Hi Habr! I bring to your attention a translation of the article
Git Virtual File System Design History . To be continued…
The Git Virtual File System (Git Virtual File System, hereinafter GVFS) was created to solve two main tasks:
- Download only files needed by the user.
- Local Git commands should not take into account the entire working directory ( working directory ), but only the files that the user works with.
In our case, the main use case for GVFS is the Windows repository with its 3 million files in the working directory in the amount of 270 GB.
To clone this repository, you will have to download a 100 GB
packfile , which will take several hours. If you still managed to clone it, all local git commands like checkout (3 hours), status (8 minutes) and commit (30 minutes) would take too long due to a linear dependence on the number of files. Despite all these difficulties, we decided to migrate all the Windows code to git. At the same time, we tried to leave git practically untouched, since the popularity of git and the amount of publicly available information about it were among the main reasons for migration.
')
It should be noted that we considered a huge number of alternative solutions before we decided to create GVFS. We will describe in more detail how GVFS works in the following articles, now we will concentrate on the options we have considered and why a virtual file system has been created.
Prehistory
Why monolithic repository?
We will immediately understand the simplest question: why does anyone even need a repository of this size? Just limit the size of your repositories and everything will be fine! Right?
Not so simple. Already
written many articles about the benefits of monolithic repositories. Several large teams at Microsoft have already tried to break their code into many small repositories, and as a result, they were inclined to think that a monolithic repository is better.
Breaking a large amount of code is not easy, moreover, it is not a solution to all problems. This would solve the problem of scaling in each individual repository, but at the same time would complicate changes to several repositories at the same time and as a result, the release of the final product would become more laborious. It turns out that, with the exception of the scaling problem, the development process in a monolithic repository looks much simpler.
VSTS (Visual Studio Team System)
The VSTS toolkit consists of several related services. Therefore, we decided that by placing each of them in a separate git repository, we immediately get rid of the scaling problem, and at the same time create physical boundaries between different parts of the code. In practice, these boundaries did not lead to anything good.
First, we still had to change the code in several repositories at the same time. It took a lot of time to manage dependencies and follow the correct sequence of commit and pull requests, which in turn led to the creation of a huge number of complex and unstable utilities.
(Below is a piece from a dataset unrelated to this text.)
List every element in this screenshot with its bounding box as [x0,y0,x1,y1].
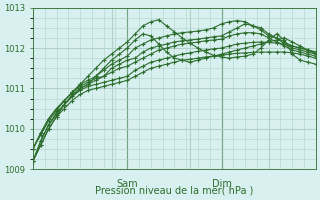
Text: Sam: Sam [116,179,138,189]
X-axis label: Pression niveau de la mer( hPa ): Pression niveau de la mer( hPa ) [95,186,253,196]
Text: Dim: Dim [212,179,231,189]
Secondly, our release process has become much more complicated. In parallel with the release of a new version of VSTS, every three weeks we release a boxed version of TeamFoundation Server every three months. For TFS to work correctly, it is necessary to install all VSTS services on one computer, that is, all services must understand from which versions of other services they depend. Gathering together services that have been developed completely independently over the past three months has proven to be a daunting task.
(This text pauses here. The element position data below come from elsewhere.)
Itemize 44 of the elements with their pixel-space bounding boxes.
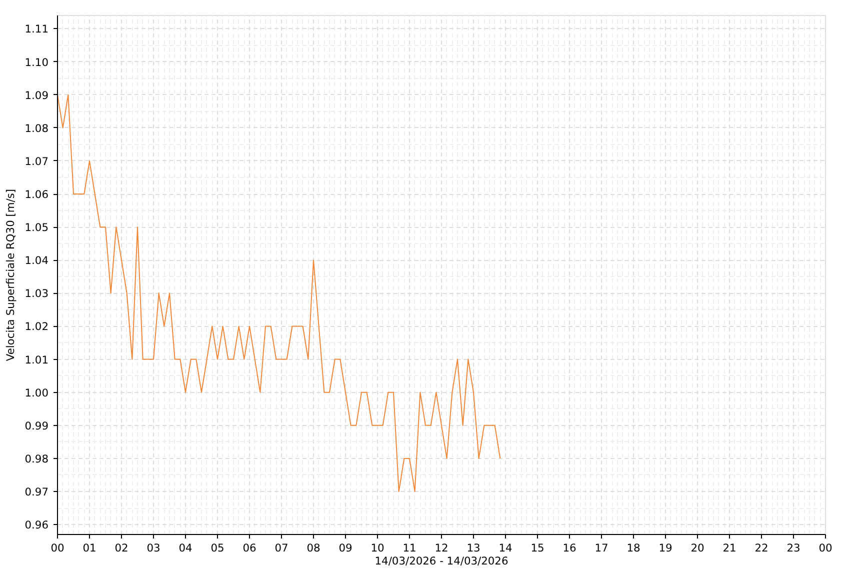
x-tick-label: 11	[402, 542, 416, 554]
y-tick-label: 1.01	[24, 353, 49, 366]
x-tick-label: 09	[338, 542, 352, 554]
x-tick-label: 13	[466, 542, 480, 554]
x-tick-label: 07	[274, 542, 288, 554]
y-tick-label: 0.98	[24, 452, 49, 466]
x-tick-label: 19	[658, 542, 672, 554]
x-tick-label: 23	[786, 542, 800, 554]
y-tick-label: 1.02	[24, 320, 49, 334]
y-tick-label: 1.04	[24, 254, 49, 268]
x-tick-label: 12	[434, 542, 448, 554]
y-tick-label: 0.96	[24, 518, 49, 532]
x-tick-label: 03	[146, 542, 160, 554]
y-tick-label: 1.11	[24, 22, 49, 36]
x-tick-label: 18	[626, 542, 640, 554]
y-tick-label: 1.05	[24, 221, 49, 234]
x-tick-label: 00	[818, 542, 832, 554]
x-tick-label: 04	[178, 542, 192, 554]
x-tick-label: 08	[306, 542, 320, 554]
x-tick-label: 16	[562, 542, 576, 554]
x-tick-label: 21	[722, 542, 736, 554]
y-axis-title: Velocita Superficiale RQ30 [m/s]	[4, 188, 17, 362]
y-tick-label: 1.09	[24, 88, 49, 102]
x-axis-title: 14/03/2026 - 14/03/2026	[374, 554, 508, 568]
x-tick-label: 06	[242, 542, 256, 554]
y-tick-label: 0.97	[24, 486, 49, 499]
y-tick-label: 1.08	[24, 122, 49, 135]
x-tick-label: 05	[210, 542, 224, 554]
y-tick-label: 0.99	[24, 419, 49, 432]
y-tick-label: 1.03	[24, 287, 49, 300]
y-tick-label: 1.00	[24, 386, 49, 400]
y-tick-label: 1.10	[24, 56, 49, 69]
x-tick-label: 20	[690, 542, 704, 554]
x-tick-label: 14	[498, 542, 512, 554]
line-series	[58, 94, 501, 492]
x-tick-label: 02	[114, 542, 128, 554]
y-tick-label: 1.06	[24, 188, 49, 202]
x-tick-label: 17	[594, 542, 608, 554]
x-tick-label: 01	[82, 542, 96, 554]
x-tick-label: 22	[754, 542, 768, 554]
x-tick-label: 00	[50, 542, 64, 554]
x-tick-label: 10	[370, 542, 384, 554]
x-tick-label: 15	[530, 542, 544, 554]
y-tick-label: 1.07	[24, 154, 49, 168]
In the end, we realized that it would be much easier for us to work with a monolithic repository. As a result, all services depended on the same version of any other service. Making changes to one of the services required updating all services dependent on it. Thus, a little more work at the beginning saved us a lot of time with releases. Of course, this meant that we would have to be more cautious about creating new and managing existing dependencies.
Windows
Approximately for the same reasons, the team working on Windows decided to switch to Git. Windows code consists of several components, which theoretically could be split into several repositories. However, this approach had two problems. First, despite the fact that most of the repositories were small, for one of the repositories (OneCore), which occupied about 100 GB, we would still have to solve the problem of scalability. Secondly, such an approach would in no way facilitate the introduction of changes to several repositories at the same time.
Design philosophy
Our philosophy of choosing development tools is that these tools should contribute to the proper organization of our code. If you think your team will be more efficient working in several small repositories, development tools should help you with this. If it seems to you that the team will be more efficient when working with a monolithic repository, your tools should not prevent you from doing so.
Considered alternatives
So over the past few years, we have spent a lot of time trying to get Git to work with large repositories. We list some of the solutions we have considered to solve this problem.
We first tried using submodules. Git allows you to specify (
reference ) any repository as part of another repository, which allows for each commit in the parent repository to specify commits in the sub-repositories on which this parent commit depends and where exactly those commits should be placed in the working directory of the parent. It looks like the perfect solution for splitting a large repository into several small ones. And we spent several months working on the command line utility to work with submodules.
The main scenario of using submodules is to use the code of one repository in another. In some way, the submodules are the same npm and NuGet packages, i.e. library or component that does not depend on the parent. Any changes are made primarily at the sub-module level (after all, it is an independent library with its independent development, testing and release process), and then the parent repository switches to using this new version.
We decided that we could use this idea by breaking our large repository into several small ones and then gluing them back into one super repository. We even created a utility that would allow to run “git status” and commit the code on top of all repositories at the same time.
In the end, we abandoned this idea. Firstly, it became clear that in this way we only complicate the life of the developer: each commit now became two or more commits at the same time, since it was necessary to update both the parent and each of the affected submodular repositories. Secondly, in Git there is no atomic mechanism for executing commits simultaneously in several repositories. Of course, it would be possible to assign one of the servers to be responsible for the transactional nature of commits, but in the end, everything again comes up against the problem of scalability. And thirdly, most developers do not want to be experts in version control systems; they would prefer that the available tools do it for them. To work with git, a developer needs to learn how to work with a directed acyclic graph (DAG, Directed Acyclic Graph), which is not easy, and here we ask him to work with several loosely coupled directed acyclic graphs simultaneously and also follow the order of execution checkout / commit / push in them. This is too much.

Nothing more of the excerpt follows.